MS Viswanathan’s music journey began in Kovai

Jupiter Picture owners decided to shift their company to Madras

Update: 2015-07-16 05:17 GMT
Jayalalithaa hands over the car key to MSV as a token of appreciation to his contribution to films.(Photo: DC/File)
Coimbatore: As the music legend, MSV, made his last journey, Coimbatore historians fondly remember that the maestro’s  musical journey began in this cotton city over seven decades ago.  
 
MSV who  hailed from Elapully hamlet near Palakkad, MSV, came to Coimbatore as a little boy in the early 1940s as an errand boy supplying tea and coffee for artistes at the Jupiter Pictures established by two businessmen Somasundaram and SK Mohideen in Kovai.
 
The Jupiter Pictures which owned the Central Studio was then situated near the  Rajalakshmi Mills on Trichy Road. It was in the portals of the Jupiter Pictures that MSV got associated with music composer S M. Subbiah Naidu, the head of music department at Jupiter Pictures. 
 
Subbiah saw huge talent in the boy and exposed him to the world of music. Rajesh Govindarajulu, former governing council member of INTACH and a film historian told DC that MSV had also been visiting the Patchiraja Studio located at Puliyakulam.
 
However the Jupiter Picture owners decided to shift their company to Madras, as they felt that running  film studios in Coimbatore was turning out to be a costly affair. When they downsized, MSV was sacked.  
 
But S. M. Subbiah Naidu was adamant and retained his assistant who carried his harmonium. It was only later that Jupiter Somu came to know that MSV had assisted in composition of several songs for SM Subbiah. 
 
Making his maiden stage performance at the age of 13, MSV rose to dizzying heights to score over 1200 songs in Tamil, Telugu, Malayalam, Hindi. He individually set the background score for 500 films. 
 
Rajesh Govindarajulu, citing a book on Jupiter Pictures authored by M. Habibullah, the son of the founder of Jupiter Pictures S.K. Mohideen, states that MS V aspired to become an actor and a playback singer but had played harmonium in a musical troupe of Subburaman, a music composer, where T.K. Ramamoorthy joined as a percussionist. 
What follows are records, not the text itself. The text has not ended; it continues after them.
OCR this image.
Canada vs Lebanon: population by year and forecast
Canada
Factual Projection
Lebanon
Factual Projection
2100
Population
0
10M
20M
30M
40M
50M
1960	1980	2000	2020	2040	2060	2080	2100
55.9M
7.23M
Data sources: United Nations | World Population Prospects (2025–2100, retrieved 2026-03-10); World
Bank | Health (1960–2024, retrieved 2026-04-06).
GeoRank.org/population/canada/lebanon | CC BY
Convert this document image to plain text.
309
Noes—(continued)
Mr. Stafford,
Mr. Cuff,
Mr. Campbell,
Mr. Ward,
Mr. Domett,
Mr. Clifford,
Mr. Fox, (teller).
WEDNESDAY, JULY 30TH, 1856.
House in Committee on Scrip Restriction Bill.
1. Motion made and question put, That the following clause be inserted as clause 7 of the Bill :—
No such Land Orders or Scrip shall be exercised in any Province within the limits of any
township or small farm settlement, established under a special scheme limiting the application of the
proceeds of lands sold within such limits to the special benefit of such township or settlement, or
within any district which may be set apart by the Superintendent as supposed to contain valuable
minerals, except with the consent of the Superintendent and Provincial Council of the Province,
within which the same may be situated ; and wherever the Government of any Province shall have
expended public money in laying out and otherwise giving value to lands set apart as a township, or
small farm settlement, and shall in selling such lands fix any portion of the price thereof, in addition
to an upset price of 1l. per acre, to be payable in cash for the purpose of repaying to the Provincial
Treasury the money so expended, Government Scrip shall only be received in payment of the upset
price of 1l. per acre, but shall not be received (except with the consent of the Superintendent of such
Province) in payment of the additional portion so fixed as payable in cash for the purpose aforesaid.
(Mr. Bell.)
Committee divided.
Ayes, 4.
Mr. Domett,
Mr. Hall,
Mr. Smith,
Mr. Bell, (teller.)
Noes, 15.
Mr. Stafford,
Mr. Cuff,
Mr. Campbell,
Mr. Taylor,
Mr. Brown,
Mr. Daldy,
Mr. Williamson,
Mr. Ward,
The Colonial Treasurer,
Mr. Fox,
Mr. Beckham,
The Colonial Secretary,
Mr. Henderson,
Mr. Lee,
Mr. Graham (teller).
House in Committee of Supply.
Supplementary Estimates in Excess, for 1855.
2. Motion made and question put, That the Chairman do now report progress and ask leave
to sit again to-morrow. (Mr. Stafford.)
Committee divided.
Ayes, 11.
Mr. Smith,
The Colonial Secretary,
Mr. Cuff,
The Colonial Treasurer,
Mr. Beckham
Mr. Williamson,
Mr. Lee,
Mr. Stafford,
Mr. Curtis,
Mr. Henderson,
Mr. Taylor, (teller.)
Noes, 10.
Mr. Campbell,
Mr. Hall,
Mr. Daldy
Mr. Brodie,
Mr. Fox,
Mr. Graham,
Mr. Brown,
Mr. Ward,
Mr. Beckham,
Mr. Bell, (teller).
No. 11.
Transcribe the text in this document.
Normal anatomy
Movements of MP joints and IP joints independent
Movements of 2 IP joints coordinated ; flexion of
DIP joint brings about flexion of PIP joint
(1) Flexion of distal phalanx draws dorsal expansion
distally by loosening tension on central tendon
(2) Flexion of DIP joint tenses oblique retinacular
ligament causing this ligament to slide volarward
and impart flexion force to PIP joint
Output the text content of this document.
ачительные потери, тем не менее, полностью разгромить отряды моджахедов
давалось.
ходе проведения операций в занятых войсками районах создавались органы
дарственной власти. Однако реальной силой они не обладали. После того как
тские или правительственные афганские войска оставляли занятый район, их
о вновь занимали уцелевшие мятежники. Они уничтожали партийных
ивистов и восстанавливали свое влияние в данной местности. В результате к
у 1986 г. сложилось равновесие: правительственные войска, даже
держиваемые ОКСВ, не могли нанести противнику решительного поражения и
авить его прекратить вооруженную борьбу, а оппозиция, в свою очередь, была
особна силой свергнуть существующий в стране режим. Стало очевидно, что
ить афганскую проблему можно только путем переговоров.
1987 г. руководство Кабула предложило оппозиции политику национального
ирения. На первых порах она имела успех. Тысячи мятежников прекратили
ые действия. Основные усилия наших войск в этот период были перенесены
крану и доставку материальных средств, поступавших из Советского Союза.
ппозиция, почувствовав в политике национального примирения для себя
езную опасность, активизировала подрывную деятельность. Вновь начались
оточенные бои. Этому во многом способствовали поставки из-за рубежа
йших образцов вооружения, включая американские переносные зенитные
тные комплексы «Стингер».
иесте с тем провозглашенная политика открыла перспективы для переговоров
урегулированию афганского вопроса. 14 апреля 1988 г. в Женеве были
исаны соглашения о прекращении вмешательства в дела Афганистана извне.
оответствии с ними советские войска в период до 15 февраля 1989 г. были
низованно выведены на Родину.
Following Subburaman’s sudden demise, both MSV and TK Ramamoorthy completed the films that were left half-finished. 
 
The duo started their journey from the film Panam and went on till Aayirathil Oruvan where they had scored over 700 films together giving some of the best melodies popular even now among the present generation. MSV became ‘Mellisai Mannar’ that was conferred by Sivaji Ganesan at Triplicane Cultural Academy in 1963. 
 
And it was Jayalalithaa, who conferred Thirai Isai Chakravarthy (The Emperor of Cine Music) title on him in August 2012 and presented him with 60 gold coins and a brand new car as token of his contribution to filmdom.